As aventuras abertas são muito boas caso o grupo se proponha a desenvolver o cenário juntos, de forma colaborativa – e até isso precisa se encaixar no perfil do grupo. Os detalhes são sempre deixados de lado e improvisação poderia ser a palavra-chave para definir esse tipo de aventura.
Como qualquer atividade, também podemos nos frustrar, principalmente pela proporção que essas aventuras podem tomar. É um universo gigantesco, com incontáveis possibilidades e que precisam ser, de alguma forma gerenciados. Esse gerenciamento precisa ser feito de forma cuidadosa e sem exageros, para que de repente o mestre não se pegue detalhando elementos que jamais aparecerão na narrativa.
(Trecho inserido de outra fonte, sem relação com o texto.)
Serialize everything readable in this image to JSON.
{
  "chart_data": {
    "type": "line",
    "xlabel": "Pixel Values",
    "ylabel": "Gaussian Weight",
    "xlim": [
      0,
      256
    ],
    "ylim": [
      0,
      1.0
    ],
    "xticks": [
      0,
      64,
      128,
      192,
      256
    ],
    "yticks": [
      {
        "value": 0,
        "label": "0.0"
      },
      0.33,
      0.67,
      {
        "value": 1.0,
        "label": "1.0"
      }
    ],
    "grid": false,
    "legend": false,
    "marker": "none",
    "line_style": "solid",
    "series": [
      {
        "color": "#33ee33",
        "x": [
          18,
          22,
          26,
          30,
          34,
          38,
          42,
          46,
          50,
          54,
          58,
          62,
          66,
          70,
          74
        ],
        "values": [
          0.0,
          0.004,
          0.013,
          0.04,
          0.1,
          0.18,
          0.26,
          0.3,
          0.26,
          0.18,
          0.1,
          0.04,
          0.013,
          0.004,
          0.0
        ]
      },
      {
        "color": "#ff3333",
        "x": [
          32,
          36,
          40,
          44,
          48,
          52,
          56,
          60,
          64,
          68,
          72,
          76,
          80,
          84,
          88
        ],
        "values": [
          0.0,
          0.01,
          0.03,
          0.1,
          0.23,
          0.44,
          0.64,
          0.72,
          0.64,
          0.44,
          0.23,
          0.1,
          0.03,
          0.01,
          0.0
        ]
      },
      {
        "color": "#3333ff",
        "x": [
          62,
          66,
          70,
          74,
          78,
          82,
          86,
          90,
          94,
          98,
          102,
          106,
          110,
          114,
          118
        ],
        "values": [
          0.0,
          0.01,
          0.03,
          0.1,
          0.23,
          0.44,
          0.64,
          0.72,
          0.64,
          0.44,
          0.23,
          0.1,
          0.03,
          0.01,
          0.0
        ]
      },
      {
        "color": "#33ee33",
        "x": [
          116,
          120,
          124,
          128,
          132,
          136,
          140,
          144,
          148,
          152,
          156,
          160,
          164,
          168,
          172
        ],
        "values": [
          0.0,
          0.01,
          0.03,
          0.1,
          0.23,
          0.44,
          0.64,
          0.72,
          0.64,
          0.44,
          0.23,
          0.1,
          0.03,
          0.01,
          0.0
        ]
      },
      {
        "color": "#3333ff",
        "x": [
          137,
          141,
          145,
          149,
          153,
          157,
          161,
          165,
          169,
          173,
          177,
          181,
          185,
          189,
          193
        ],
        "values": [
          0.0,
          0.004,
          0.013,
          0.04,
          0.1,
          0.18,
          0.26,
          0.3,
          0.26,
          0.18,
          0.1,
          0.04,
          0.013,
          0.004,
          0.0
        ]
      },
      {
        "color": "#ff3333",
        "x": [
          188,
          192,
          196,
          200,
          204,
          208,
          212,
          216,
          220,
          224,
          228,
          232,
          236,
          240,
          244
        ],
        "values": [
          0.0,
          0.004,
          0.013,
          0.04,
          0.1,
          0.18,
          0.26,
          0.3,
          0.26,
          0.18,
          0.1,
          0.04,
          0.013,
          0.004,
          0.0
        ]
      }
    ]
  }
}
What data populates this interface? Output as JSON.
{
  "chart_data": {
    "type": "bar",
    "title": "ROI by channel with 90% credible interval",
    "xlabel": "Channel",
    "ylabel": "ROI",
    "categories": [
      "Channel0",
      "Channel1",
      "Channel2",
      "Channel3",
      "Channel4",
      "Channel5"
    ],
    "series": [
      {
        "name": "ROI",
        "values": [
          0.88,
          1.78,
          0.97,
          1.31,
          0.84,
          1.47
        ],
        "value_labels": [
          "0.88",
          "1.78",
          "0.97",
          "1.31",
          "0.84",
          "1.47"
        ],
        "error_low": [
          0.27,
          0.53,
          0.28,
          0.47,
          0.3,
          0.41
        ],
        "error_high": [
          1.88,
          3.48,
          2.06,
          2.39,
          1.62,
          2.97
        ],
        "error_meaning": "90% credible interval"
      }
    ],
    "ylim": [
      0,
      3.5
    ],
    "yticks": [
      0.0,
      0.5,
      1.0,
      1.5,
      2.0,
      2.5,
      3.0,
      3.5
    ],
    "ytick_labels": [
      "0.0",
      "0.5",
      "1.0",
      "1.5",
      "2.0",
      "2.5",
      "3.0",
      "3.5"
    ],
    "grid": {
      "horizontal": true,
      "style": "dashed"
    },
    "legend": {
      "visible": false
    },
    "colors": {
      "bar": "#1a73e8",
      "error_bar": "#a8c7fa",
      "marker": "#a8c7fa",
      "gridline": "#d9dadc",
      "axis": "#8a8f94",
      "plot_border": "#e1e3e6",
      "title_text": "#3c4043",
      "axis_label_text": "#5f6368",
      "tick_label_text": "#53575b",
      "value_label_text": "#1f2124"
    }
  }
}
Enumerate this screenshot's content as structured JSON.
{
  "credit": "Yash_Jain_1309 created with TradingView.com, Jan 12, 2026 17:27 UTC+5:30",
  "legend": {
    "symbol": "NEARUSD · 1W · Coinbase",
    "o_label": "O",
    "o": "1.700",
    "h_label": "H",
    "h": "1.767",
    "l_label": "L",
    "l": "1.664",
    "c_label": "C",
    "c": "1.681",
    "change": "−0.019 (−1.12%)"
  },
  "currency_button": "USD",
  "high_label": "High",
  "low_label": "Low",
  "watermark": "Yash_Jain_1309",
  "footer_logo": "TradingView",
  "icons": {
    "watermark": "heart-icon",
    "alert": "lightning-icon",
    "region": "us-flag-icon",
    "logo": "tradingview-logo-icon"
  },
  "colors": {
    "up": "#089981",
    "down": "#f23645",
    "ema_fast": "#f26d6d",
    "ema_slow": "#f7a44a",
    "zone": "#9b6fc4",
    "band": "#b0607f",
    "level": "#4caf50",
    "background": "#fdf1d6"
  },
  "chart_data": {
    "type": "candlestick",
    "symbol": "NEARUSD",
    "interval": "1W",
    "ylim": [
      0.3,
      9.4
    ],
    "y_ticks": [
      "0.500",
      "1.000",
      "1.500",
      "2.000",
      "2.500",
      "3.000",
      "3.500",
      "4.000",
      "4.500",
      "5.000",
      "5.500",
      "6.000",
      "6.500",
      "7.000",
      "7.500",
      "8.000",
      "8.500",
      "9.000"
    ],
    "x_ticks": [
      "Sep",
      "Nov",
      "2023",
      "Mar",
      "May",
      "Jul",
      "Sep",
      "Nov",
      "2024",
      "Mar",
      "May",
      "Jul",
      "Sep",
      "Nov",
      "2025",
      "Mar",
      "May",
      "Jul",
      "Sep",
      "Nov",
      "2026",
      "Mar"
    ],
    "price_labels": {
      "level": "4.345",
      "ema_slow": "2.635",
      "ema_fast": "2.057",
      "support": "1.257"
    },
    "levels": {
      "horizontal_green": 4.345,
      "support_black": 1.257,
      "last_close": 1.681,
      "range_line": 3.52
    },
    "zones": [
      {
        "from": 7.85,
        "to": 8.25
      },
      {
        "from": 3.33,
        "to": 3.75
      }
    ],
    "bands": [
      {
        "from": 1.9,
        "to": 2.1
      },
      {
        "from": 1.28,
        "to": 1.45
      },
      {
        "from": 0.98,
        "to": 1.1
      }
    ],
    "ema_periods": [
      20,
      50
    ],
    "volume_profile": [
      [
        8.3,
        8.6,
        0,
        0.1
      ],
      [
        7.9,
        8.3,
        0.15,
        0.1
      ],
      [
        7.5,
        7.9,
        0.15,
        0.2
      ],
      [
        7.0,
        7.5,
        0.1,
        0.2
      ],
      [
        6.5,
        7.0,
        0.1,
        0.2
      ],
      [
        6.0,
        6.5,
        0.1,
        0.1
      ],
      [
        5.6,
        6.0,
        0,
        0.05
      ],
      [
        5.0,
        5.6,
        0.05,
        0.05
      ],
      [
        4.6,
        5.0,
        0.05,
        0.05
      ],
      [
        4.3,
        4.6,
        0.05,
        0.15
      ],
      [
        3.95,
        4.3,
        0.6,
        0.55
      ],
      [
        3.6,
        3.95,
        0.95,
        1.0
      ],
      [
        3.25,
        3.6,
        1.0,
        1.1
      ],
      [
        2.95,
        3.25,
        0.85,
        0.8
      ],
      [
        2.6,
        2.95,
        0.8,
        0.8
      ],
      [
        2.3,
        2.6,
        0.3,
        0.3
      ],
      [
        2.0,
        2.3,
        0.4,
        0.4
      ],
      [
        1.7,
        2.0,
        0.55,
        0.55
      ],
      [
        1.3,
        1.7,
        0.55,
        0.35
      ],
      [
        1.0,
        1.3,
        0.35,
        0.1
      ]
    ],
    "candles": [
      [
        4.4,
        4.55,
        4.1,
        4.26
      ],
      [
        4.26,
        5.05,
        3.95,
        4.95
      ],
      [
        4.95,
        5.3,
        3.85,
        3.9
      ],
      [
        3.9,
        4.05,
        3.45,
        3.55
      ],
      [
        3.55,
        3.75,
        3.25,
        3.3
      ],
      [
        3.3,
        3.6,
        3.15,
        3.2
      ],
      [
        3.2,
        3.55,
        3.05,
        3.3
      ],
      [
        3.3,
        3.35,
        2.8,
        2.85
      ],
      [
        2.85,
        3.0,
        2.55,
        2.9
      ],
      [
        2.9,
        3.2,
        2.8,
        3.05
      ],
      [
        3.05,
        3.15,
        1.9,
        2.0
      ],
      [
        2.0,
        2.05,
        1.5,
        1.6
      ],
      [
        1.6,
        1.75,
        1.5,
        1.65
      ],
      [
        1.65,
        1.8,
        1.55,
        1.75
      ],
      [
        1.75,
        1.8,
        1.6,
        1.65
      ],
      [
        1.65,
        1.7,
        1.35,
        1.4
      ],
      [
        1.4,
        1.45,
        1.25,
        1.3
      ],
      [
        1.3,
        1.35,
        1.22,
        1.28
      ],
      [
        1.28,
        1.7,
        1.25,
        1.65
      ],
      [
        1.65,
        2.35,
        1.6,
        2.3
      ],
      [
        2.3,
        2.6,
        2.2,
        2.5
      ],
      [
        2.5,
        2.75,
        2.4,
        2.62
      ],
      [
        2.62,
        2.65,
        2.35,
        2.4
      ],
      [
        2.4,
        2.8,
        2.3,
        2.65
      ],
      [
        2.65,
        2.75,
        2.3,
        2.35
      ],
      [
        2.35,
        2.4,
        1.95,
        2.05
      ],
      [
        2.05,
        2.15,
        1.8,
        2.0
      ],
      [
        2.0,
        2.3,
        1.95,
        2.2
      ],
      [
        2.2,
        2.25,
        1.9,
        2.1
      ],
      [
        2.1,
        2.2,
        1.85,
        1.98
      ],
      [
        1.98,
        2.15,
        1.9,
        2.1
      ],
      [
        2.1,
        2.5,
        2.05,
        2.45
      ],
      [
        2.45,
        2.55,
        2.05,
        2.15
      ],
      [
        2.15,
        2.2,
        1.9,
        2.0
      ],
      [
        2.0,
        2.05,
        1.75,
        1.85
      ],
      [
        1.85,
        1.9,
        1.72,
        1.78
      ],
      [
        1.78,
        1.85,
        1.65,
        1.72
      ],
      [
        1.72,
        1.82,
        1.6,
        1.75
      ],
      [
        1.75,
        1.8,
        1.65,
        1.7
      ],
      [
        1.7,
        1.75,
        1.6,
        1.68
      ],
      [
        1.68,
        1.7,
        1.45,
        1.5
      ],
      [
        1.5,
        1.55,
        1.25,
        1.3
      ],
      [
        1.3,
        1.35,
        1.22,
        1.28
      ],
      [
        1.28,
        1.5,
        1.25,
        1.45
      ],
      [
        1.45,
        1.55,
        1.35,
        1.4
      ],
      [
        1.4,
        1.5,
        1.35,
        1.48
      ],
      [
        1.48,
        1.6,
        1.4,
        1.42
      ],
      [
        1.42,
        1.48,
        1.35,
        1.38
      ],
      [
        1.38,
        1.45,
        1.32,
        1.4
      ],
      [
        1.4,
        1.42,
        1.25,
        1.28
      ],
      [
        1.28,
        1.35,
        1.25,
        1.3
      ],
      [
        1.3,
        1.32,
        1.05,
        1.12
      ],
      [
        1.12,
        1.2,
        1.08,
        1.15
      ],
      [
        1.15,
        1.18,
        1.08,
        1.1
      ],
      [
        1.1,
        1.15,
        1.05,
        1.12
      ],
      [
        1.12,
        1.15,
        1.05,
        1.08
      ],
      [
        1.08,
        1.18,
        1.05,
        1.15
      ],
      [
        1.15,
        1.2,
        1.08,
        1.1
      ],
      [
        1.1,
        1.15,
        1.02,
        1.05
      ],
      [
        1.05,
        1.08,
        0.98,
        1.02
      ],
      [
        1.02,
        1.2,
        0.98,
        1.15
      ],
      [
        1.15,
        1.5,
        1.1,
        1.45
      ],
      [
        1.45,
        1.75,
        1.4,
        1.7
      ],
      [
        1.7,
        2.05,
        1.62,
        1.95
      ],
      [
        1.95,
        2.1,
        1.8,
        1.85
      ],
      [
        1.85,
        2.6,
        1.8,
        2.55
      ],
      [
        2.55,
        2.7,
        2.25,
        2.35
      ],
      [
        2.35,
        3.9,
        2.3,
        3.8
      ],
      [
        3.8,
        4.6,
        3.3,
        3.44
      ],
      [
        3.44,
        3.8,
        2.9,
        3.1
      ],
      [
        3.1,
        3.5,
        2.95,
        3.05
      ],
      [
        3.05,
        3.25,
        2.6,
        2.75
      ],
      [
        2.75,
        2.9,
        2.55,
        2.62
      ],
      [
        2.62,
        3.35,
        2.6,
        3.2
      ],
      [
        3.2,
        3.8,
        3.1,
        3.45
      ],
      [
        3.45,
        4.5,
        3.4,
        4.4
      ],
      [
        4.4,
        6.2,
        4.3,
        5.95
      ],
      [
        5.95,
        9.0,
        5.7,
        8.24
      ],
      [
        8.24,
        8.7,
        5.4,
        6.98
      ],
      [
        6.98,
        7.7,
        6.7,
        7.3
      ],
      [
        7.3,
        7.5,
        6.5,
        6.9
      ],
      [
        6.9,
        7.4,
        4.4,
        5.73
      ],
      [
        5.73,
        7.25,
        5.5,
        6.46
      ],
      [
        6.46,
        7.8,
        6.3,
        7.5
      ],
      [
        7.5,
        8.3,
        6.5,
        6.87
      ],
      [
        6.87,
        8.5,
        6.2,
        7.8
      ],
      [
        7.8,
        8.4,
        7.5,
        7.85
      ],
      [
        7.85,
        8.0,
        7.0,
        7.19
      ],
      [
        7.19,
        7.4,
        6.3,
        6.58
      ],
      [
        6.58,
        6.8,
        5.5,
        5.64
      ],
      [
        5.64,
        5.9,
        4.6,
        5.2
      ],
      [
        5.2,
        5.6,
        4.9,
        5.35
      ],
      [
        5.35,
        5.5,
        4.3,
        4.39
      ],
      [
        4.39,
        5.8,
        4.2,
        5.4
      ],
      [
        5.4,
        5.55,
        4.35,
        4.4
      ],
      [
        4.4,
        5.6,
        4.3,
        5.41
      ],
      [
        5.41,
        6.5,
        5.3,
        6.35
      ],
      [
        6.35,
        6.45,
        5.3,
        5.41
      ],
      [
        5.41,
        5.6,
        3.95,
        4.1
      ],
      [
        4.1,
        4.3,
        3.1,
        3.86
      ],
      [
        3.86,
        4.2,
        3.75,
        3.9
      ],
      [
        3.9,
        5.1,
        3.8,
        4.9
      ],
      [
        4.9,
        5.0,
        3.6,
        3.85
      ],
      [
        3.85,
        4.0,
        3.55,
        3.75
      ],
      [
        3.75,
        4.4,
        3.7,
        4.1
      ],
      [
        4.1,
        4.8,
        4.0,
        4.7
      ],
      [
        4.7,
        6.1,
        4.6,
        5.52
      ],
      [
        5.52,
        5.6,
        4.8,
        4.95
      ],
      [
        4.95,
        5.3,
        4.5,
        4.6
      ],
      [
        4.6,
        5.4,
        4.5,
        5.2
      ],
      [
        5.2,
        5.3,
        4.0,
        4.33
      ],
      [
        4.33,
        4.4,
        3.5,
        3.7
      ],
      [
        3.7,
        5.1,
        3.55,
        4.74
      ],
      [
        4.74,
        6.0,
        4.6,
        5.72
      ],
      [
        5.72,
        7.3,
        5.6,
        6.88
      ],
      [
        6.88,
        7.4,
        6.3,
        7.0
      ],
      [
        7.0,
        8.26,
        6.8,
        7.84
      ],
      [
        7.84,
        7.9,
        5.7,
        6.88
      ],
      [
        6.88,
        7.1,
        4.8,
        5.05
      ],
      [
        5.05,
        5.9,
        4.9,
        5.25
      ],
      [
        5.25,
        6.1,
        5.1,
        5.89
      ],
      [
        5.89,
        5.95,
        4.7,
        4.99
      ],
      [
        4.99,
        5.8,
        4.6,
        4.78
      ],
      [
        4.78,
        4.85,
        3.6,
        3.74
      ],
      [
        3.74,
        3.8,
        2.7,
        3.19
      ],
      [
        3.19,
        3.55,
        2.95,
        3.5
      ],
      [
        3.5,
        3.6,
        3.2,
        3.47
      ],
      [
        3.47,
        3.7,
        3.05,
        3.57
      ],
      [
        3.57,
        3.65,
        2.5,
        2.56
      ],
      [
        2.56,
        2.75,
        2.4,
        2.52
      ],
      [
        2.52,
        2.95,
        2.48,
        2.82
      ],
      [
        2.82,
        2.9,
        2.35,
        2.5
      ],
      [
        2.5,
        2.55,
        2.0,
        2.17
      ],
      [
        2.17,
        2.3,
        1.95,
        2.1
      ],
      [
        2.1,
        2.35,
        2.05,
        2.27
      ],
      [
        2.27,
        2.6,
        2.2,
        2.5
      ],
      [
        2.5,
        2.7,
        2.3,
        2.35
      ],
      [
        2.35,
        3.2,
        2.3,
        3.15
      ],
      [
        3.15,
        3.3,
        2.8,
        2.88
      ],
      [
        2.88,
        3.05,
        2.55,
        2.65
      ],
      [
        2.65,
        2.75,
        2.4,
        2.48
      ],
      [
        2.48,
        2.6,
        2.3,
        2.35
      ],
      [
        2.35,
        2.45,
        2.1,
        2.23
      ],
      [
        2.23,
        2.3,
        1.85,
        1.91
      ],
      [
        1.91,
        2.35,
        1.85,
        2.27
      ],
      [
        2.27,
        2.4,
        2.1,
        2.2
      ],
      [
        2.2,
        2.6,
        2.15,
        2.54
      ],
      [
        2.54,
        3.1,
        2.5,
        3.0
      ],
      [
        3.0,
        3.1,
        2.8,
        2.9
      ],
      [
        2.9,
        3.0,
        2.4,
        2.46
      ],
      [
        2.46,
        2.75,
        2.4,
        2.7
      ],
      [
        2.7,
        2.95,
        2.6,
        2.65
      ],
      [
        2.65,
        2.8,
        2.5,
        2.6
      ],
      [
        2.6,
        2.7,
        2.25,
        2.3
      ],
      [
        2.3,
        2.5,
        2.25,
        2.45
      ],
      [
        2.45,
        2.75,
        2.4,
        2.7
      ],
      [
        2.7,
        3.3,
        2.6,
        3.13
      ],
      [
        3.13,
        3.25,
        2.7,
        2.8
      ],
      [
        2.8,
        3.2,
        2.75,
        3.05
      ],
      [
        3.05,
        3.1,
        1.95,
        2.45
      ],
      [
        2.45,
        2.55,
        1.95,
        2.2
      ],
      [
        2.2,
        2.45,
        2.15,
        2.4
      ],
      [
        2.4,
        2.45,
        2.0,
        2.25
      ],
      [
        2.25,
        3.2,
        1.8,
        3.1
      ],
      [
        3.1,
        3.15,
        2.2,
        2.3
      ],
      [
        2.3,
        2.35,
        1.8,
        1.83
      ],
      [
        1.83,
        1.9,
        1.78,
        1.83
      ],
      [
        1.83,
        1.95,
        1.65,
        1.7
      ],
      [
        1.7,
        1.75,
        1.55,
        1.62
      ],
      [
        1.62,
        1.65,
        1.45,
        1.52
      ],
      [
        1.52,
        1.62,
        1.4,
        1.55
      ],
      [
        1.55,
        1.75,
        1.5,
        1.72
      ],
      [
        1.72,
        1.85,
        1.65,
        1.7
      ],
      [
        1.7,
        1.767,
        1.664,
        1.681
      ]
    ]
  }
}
Um ponto interessante desse tipo de aventura, é que os personagens vão correr atrás do que desejam. O que vai se buscar na aventura, não é impedir que Tiamat seja libertada em Forgotten Realms… a menos que seja isso que os personagens desejem. Se eles julgarem que seguir uma caravana é mais importante, eles assim o farão.
Existe uma liberdade real para escolher os seus caminhos, embora alguns caminhos possam ser bem lineares.
Isso vai acontecer, principalmente, quando o mestre começa a misturar os ganchos de diversas aventuras fechadas, espalhando-as pelo cenário. Esses ganchos podem fisgar ou não os jogadores. O interessante é que, caso fisguem inicialmente, mas os jogadores não se sintam mais atraídos pela aventura, eles podem simplesmente cair fora e escolher outro gancho… ou simplesmente desenvolverem os seus próprios.
Liberdade de escolha acima de tudo. Desenvolvimento do personagem de forma que eles sejam realmente parte importante do cenário desenvolvido de forma colaborativa.
Alinhando as expectativas
Sempre que alguém me pedir uma dica sobre narração / condução de aventuras/campanhas, eu direi e irei repetir sempre: “alinhe as expectativas.”
O RPG é um jogo coletivo e cooperativo e é sempre interessante que se alinhe as expectativas de todos.
Após alguns anos mestrando, mantinha o mesmo padrão de narração de aventuras fechadas, mas me sentia extremamente frustrado quando jogava em uma mesa que o mestre usava o mesmo estilo. Eu queria escolher minhas próprias aventuras. Um caso típico de “faça o que eu digo, mas não o que eu faço.” Alguns anos depois, comecei a cogitar a possibilidade de perguntar aos jogadores o que eles queriam.
Há momentos em que queremos jogar uma aventura fechada, seja ela uma one shot ou uma mega-campanha, mas há momentos em que queremos jogar uma aventura aberta, na qual os personagens escolhem para onde ir e o que fazer.
Saiba que tipo de aventura o grupo quer jogar antes de começarem para que as aventuras possam render muito mais do que XP.
Também comecei com o First Quest!
Quanto ao exemplo retirado dela, entendi seu apontamento sobre aventuras lineares, mas hoje em dia nem considero esse primeiro exemplo muito como rail roading, isso demorou pra acontecer, mas hoje considero que a motivação para começar a aventura é um trabalho dos jogadores, se alguém me apresenta um personagem egoista que não se interessa em ajudar a vila que está em chamas, ele está sendo um mau jogador.
Isso, claro, levando em conta que deixei a premissa da aventura bem clara. Isso passa, como você fala, sobre perguntar para os jogadores sobre os interesses e dar uma espécie de sinopse “estou pensando em uma aventura onde uma mina de carvão que é fundamental para a cidade se manter no inverno parou de entregar sua produção, há algo estranho ocorrendo lá. Vocês tem interesse? Então façam um personagem que por alguma razão estaria motivado a investigar a mina”.
Isso vale até para aventuras de mundo aberto/sandbox, por exemplo, Curse of Strahd que estou mestrando é uma aventura mundo aberto, mas também depende do jogadores apresentarem personagens dispostos a atender o chamado da aventura para acontecer.
Obrigado, Pedro.
Quando pensei e classifiquei essa aventura como railroading, é mais devido a forma impositiva para que as coisas aconteçam.
Hoje sabemos que elas não precisam ser dessa forma, mas como primeira experiência, somos levados a crer que sim e acabamos sendo moldados dessa forma.
Abraços e continue nos acompanhando e ajudando nas discussões.